In vitro model training and qualification process ensured accurate prediction of both T-cell activation and tumor cell killing. (A) Diagram depicts the overall process of our model calibration, which involved calibration to three separate in vitro datasets, then compilation of all optimized parameters into one QSP model used for analysis and prediction. (B) Two model formulations were used for model calibration, designed to replicate the setup of the in vitro experiments performed to generate the data. A model of pre-activated CD8 T-cells and tumor cells was used to train the cytotoxicity parameters to data. A model of PBMCs was used to train T-cell activation and cytotoxicity data. (C) Parameters optimized and final model simulation compared to data on cytotoxicity and T-cell activation. (D) Parameters optimized to MIMIC assay cytotoxicity measurements. Blue line shows mean + /− SD of population generated from optimization in comparison to range measured experimentally (gray shaded bars).
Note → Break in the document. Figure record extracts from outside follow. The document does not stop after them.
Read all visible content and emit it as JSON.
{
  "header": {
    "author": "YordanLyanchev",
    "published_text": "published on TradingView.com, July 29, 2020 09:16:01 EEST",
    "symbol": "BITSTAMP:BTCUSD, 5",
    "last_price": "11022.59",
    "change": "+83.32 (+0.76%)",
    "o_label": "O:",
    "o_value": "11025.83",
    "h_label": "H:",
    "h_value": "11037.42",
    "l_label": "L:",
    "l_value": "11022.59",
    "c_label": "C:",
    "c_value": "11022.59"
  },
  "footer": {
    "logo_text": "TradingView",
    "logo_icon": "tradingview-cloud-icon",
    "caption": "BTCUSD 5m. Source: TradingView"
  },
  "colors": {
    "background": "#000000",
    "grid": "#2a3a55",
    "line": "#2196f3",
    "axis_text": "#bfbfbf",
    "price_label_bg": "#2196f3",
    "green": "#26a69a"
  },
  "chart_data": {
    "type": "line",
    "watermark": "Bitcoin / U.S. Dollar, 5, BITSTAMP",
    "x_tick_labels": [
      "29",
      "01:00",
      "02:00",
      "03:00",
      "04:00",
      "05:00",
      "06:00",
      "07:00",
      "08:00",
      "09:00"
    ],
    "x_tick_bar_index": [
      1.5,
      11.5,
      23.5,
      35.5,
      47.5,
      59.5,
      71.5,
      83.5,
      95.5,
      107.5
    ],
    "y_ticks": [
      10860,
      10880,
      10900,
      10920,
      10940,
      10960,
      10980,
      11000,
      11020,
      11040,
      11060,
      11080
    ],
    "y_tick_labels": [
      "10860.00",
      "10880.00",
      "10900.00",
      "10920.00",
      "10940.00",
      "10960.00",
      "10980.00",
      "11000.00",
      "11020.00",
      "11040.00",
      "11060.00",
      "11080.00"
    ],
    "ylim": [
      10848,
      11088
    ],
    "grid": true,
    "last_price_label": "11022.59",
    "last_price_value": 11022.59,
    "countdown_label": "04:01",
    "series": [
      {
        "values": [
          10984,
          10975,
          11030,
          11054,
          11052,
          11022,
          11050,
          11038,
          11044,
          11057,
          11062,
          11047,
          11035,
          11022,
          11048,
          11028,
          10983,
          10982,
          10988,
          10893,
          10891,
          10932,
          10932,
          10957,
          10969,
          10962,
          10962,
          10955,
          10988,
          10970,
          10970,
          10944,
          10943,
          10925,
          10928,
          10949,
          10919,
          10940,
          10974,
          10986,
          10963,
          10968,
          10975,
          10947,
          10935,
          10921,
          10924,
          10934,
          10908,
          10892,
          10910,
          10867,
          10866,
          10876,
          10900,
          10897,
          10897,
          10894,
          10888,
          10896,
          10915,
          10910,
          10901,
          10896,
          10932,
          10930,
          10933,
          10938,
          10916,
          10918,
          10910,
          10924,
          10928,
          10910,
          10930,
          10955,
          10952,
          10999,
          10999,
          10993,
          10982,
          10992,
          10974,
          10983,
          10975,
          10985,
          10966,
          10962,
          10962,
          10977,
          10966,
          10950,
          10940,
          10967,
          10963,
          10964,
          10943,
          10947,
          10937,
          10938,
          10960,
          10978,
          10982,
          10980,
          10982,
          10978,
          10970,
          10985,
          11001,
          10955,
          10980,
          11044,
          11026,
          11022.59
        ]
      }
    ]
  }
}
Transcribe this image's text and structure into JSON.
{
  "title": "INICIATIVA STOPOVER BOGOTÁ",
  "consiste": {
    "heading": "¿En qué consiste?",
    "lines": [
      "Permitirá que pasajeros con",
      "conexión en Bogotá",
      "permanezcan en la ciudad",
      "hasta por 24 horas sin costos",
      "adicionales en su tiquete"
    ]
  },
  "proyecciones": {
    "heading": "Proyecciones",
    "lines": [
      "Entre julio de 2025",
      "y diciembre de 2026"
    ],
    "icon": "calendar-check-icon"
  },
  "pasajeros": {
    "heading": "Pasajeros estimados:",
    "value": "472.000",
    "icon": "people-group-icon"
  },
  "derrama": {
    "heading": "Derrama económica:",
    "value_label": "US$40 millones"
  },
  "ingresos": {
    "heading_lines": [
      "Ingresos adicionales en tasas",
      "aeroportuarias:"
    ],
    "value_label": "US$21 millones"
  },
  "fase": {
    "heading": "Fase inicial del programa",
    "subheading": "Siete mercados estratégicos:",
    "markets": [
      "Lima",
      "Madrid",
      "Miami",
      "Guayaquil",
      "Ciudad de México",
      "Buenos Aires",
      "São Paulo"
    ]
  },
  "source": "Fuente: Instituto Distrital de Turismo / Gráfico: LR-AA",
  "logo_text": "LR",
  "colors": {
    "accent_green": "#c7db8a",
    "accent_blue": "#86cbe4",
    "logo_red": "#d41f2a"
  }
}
Boxes show optimization results from a traditional distance-based fitting approach to the maximum (red) or minimum (light blue) values of the MIMIC data. (E) Model diagram and output generated from tumor proliferation qualification. (F) Cytotoxicity model diagram used for qualification of model killing predictions for RPMI-8226 (left) and KMS-11 (right) cell lines.

Figure 3

Efficacy at low doses increases with increasing synapse number while high dose level efficacy is driven by decreasing the number of ineffective synapses through better access to active T-cells. One set of values from the final population was selected and run for three days for different doses of interest. The results for tumor killing (A), Total active T-cells (B), Free active T-cells (C), and ineffective T-MM synapses (D). The sensitivity of these outputs to parameters is plotted as an AUC heatmap, where dark red = positive correlation, dark blue = negative correlation (E–H). Sensitivity is shown at two doses, indicated on plots. Parameters shown in each heatmap have 80% or more correlation to least one evaluation metric (such as AUC) derived from the corresponding output. Variability of each output across doses in the sensitivity analysis population (I–L).

Figure 4

T-cell engager efficacy is driven by several factors leading to highly superior efficacy of trispecific antibodies at lower doses but comparable performance as dose increases. Comparison of trispecific simulated over three days to comparable bispecific with no CD28 binding. MM cell receptor occupancy and “effective” receptor occupancy for bispecific and trispecific, respectively (A, B). (C) Killing was predicted across the in vitro population for varying doses of the bispecific compared to trispecific. MM cell distribution and T-cell distribution are shown at final timepoint (D, E) for bispecific and trispecific, respectively. (F) Schematic of the prevalent forces driving dose–response curve. Blue line and boxes describe trispecific dose–response and levels of ineffective synapses, receptor occupancy, total T-cells, and active T-cells. Green line and boxes show bispecific simulation.